A few months ago I discovered the ascending order of new forums and found an empty forum and posted in it, wreaking some havoc for one night. The thread was excised the next morning and the phantom forum locked.
AFAIK they don't erase the forums - they make them invisible - since they sometimes refer back to the threads.
Interesting! Once I confirm that HTTrack is actually working properly for the log-in sections, I'll send someone a PM and inquire about the beta forums then. Doesn't hurt to ask. :)
http://wayback.archive.org/web/*/http://boards.cityofheroes.com
I think that this site has already archived the forums a few times over the years (going back to 2004, with the latest being quite recent).
The problem with the Wayback machine is that you won't know if they captured content for a very long time. Their most recent capture of the official forums is July 2011, which is over a year ago. Plus a lot of their copies are are only partial -- I keep getting on their "liveweb" interface when browsing their archive. So they're good for what they already have, but I don't want to depend on them for being complete and up-to-date.
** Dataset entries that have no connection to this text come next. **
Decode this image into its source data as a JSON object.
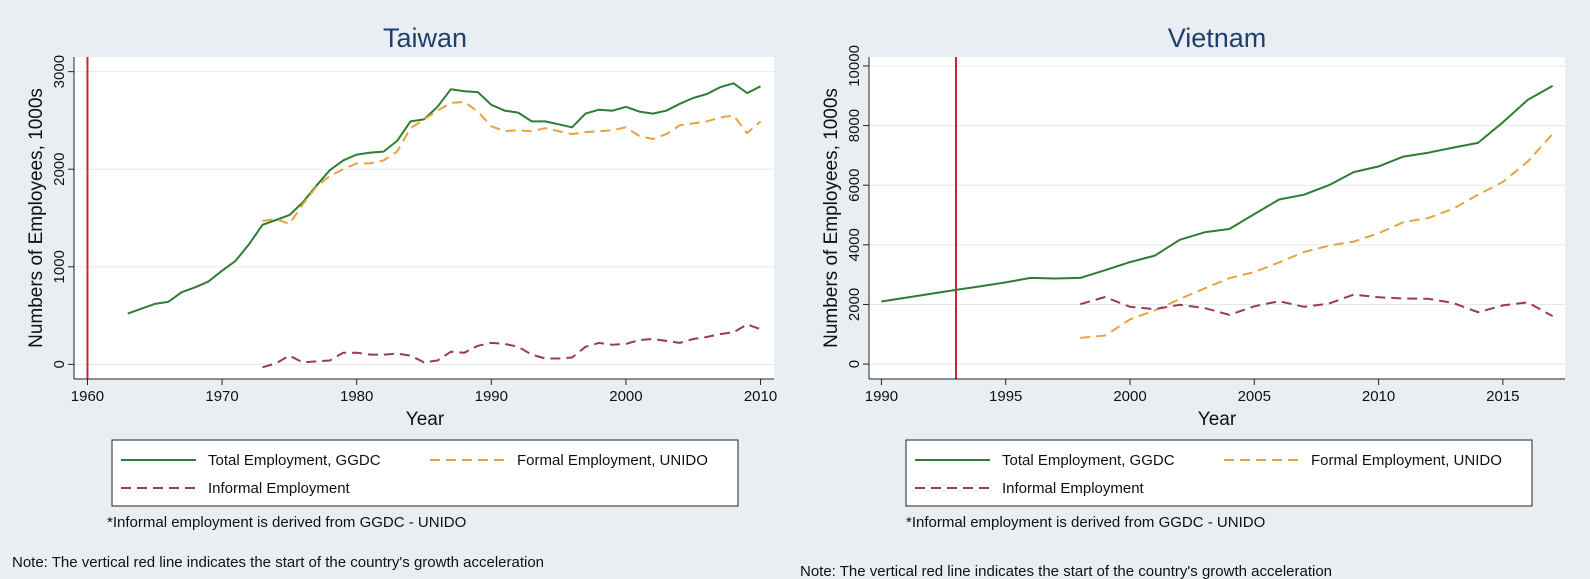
{
  "chart_data": [
    {
      "type": "line",
      "title": "Taiwan",
      "xlabel": "Year",
      "ylabel": "Numbers of Employees, 1000s",
      "xlim": [
        1959,
        2011
      ],
      "ylim": [
        -150,
        3150
      ],
      "xticks": [
        1960,
        1970,
        1980,
        1990,
        2000,
        2010
      ],
      "yticks": [
        0,
        1000,
        2000,
        3000
      ],
      "grid": true,
      "vline": 1960,
      "legend_position": "bottom",
      "series": [
        {
          "name": "Total Employment, GGDC",
          "color": "#2e7d32",
          "dash": "solid",
          "x": [
            1963,
            1964,
            1965,
            1966,
            1967,
            1968,
            1969,
            1970,
            1971,
            1972,
            1973,
            1974,
            1975,
            1976,
            1977,
            1978,
            1979,
            1980,
            1981,
            1982,
            1983,
            1984,
            1985,
            1986,
            1987,
            1988,
            1989,
            1990,
            1991,
            1992,
            1993,
            1994,
            1995,
            1996,
            1997,
            1998,
            1999,
            2000,
            2001,
            2002,
            2003,
            2004,
            2005,
            2006,
            2007,
            2008,
            2009,
            2010
          ],
          "y": [
            520,
            570,
            620,
            640,
            740,
            790,
            850,
            960,
            1060,
            1230,
            1430,
            1480,
            1530,
            1660,
            1830,
            1990,
            2090,
            2150,
            2170,
            2180,
            2290,
            2490,
            2510,
            2640,
            2820,
            2800,
            2790,
            2660,
            2600,
            2580,
            2490,
            2490,
            2460,
            2430,
            2570,
            2610,
            2600,
            2640,
            2590,
            2570,
            2600,
            2670,
            2730,
            2770,
            2840,
            2880,
            2780,
            2850
          ]
        },
        {
          "name": "Formal Employment, UNIDO",
          "color": "#e8a33d",
          "dash": "dashed",
          "x": [
            1973,
            1974,
            1975,
            1976,
            1977,
            1978,
            1979,
            1980,
            1981,
            1982,
            1983,
            1984,
            1985,
            1986,
            1987,
            1988,
            1989,
            1990,
            1991,
            1992,
            1993,
            1994,
            1995,
            1996,
            1997,
            1998,
            1999,
            2000,
            2001,
            2002,
            2003,
            2004,
            2005,
            2006,
            2007,
            2008,
            2009,
            2010
          ],
          "y": [
            1470,
            1490,
            1440,
            1640,
            1820,
            1930,
            2000,
            2060,
            2060,
            2090,
            2180,
            2420,
            2510,
            2600,
            2680,
            2690,
            2590,
            2440,
            2390,
            2400,
            2390,
            2420,
            2390,
            2360,
            2380,
            2390,
            2400,
            2430,
            2340,
            2310,
            2360,
            2450,
            2470,
            2490,
            2530,
            2550,
            2370,
            2490
          ]
        },
        {
          "name": "Informal Employment",
          "color": "#9c3b4f",
          "dash": "dashed",
          "x": [
            1973,
            1974,
            1975,
            1976,
            1977,
            1978,
            1979,
            1980,
            1981,
            1982,
            1983,
            1984,
            1985,
            1986,
            1987,
            1988,
            1989,
            1990,
            1991,
            1992,
            1993,
            1994,
            1995,
            1996,
            1997,
            1998,
            1999,
            2000,
            2001,
            2002,
            2003,
            2004,
            2005,
            2006,
            2007,
            2008,
            2009,
            2010
          ],
          "y": [
            -30,
            10,
            90,
            20,
            30,
            40,
            120,
            120,
            100,
            100,
            110,
            90,
            20,
            40,
            130,
            120,
            190,
            220,
            210,
            180,
            100,
            60,
            60,
            70,
            180,
            220,
            200,
            210,
            250,
            260,
            240,
            220,
            260,
            280,
            310,
            330,
            410,
            360
          ]
        }
      ]
    },
    {
      "type": "line",
      "title": "Vietnam",
      "xlabel": "Year",
      "ylabel": "Numbers of Employees, 1000s",
      "xlim": [
        1989.5,
        2017.5
      ],
      "ylim": [
        -500,
        10300
      ],
      "xticks": [
        1990,
        1995,
        2000,
        2005,
        2010,
        2015
      ],
      "yticks": [
        0,
        2000,
        4000,
        6000,
        8000,
        10000
      ],
      "grid": true,
      "vline": 1993,
      "legend_position": "bottom",
      "series": [
        {
          "name": "Total Employment, GGDC",
          "color": "#2e7d32",
          "dash": "solid",
          "x": [
            1990,
            1991,
            1992,
            1993,
            1994,
            1995,
            1996,
            1997,
            1998,
            1999,
            2000,
            2001,
            2002,
            2003,
            2004,
            2005,
            2006,
            2007,
            2008,
            2009,
            2010,
            2011,
            2012,
            2013,
            2014,
            2015,
            2016,
            2017
          ],
          "y": [
            2100,
            2230,
            2360,
            2490,
            2610,
            2740,
            2890,
            2870,
            2890,
            3150,
            3420,
            3640,
            4170,
            4420,
            4530,
            5030,
            5520,
            5680,
            6000,
            6440,
            6630,
            6960,
            7090,
            7260,
            7420,
            8110,
            8860,
            9330
          ]
        },
        {
          "name": "Formal Employment, UNIDO",
          "color": "#e8a33d",
          "dash": "dashed",
          "x": [
            1998,
            1999,
            2000,
            2001,
            2002,
            2003,
            2004,
            2005,
            2006,
            2007,
            2008,
            2009,
            2010,
            2011,
            2012,
            2013,
            2014,
            2015,
            2016,
            2017
          ],
          "y": [
            880,
            960,
            1500,
            1800,
            2180,
            2540,
            2880,
            3090,
            3410,
            3760,
            3970,
            4110,
            4390,
            4760,
            4900,
            5210,
            5680,
            6110,
            6790,
            7720
          ]
        },
        {
          "name": "Informal Employment",
          "color": "#9c3b4f",
          "dash": "dashed",
          "x": [
            1998,
            1999,
            2000,
            2001,
            2002,
            2003,
            2004,
            2005,
            2006,
            2007,
            2008,
            2009,
            2010,
            2011,
            2012,
            2013,
            2014,
            2015,
            2016,
            2017
          ],
          "y": [
            2010,
            2250,
            1920,
            1840,
            1990,
            1880,
            1650,
            1940,
            2110,
            1920,
            2030,
            2330,
            2240,
            2200,
            2190,
            2050,
            1740,
            1970,
            2070,
            1610
          ]
        }
      ]
    }
  ],
  "footnote": "*Informal employment is derived from GGDC - UNIDO",
  "note": "Note: The vertical red line indicates the start of the country's growth acceleration"
}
I KNEW it was too good to be true :(.
Maybe we can ask Zwill to unsecret a lot of the old CB boards?
I was part of Issue 18 closed beta, as well as one of the ones prior, but I can't remember if it was immediately prior or something like Issue 16 or even 15. If anyone has a link to the Issue 18 closed beta to try, I'd be happy to get that one. Maybe we farm out the closed beta forums? Put out a Call?
Just an update -- my attempt to mirror the I24 VIP Beta forums failed. I guess the cookies didn't work right. Of course, the official forums have a tendency to act funny with their cookies anyway, so it's not a big surprise to me. I'll try making another attempt at some point in the next few days, hopefully I'm just doing it wrong and can figure it out.
So at this point, I still don't have a way to archive anything behind a login.
Could you link us to what you have?
Quote from: Sekoia on October 01, 2012, 05:23:06 PM
The problem with the Wayback machine is that you won't know if they captured content for a very long time. Their most recent capture of the official forums is July 2011, which is over a year ago. Plus a lot of their copies are are only partial -- I keep getting on their "liveweb" interface when browsing their archive. So they're good for what they already have, but I don't want to depend on them for being complete and up-to-date.
Not to mention Wayback machine won't always mirror actual threads, just the main page. So you can get a month by month snapshot of what the last threads were updated that day or how many replies a topic got, but that's it.
IIRC they made a complete backup of the forums around November, but it's not part of Wayback Machine.
http://archive.org/details/archiveteam-city-of-heroes-main
From Sept 2012.
Awesome. Thanks.
ouch. 219 GB. And I thought I could just go there and look for a previous post. I was wrong.
Somebody planning to host it somewhere ?
219 gigs? What. That doesn't compute...
Quote from: The Fifth Horseman on January 12, 2013, 06:55:40 PM
219 gigs? What. That doesn't compute...
That's tar'ed worth. The actual data could be 1 TB.
Damn. You are right.
*strangling noises*
Forumites are chatty. Heavy noise-to-signal ratio too.
I'm guessing it's the pictures. My own copy is a little under 25 gigs, uncompressed.
Quote from: Quinch on January 13, 2013, 02:20:04 AM
I'm guessing it's the pictures. My own copy is a little under 25 gigs, uncompressed.
The guys from webarchive did say that their in-house scripts were nothing like what you found out there, so I don't know what you've used, but it may be possible that you have also backed up far less information than them. I don't think there is 250 gb of image hosted on anything under cityofheroes.com/, because that's what was needed to be backed up. And that must only be profiles images and forum style-related images.
-EDIT: wait, I was wrong. The extension
is TAR, it's uncompressed (no more than the files inside are) so it's 219GB worth of data, period.
Just the threads, basically - the raw HTML.
Quote from: Quinch on January 13, 2013, 10:06:29 AM
Just the threads, basically - the raw HTML.
But.... what about the
flavor? the culture? the cat pictures?! :D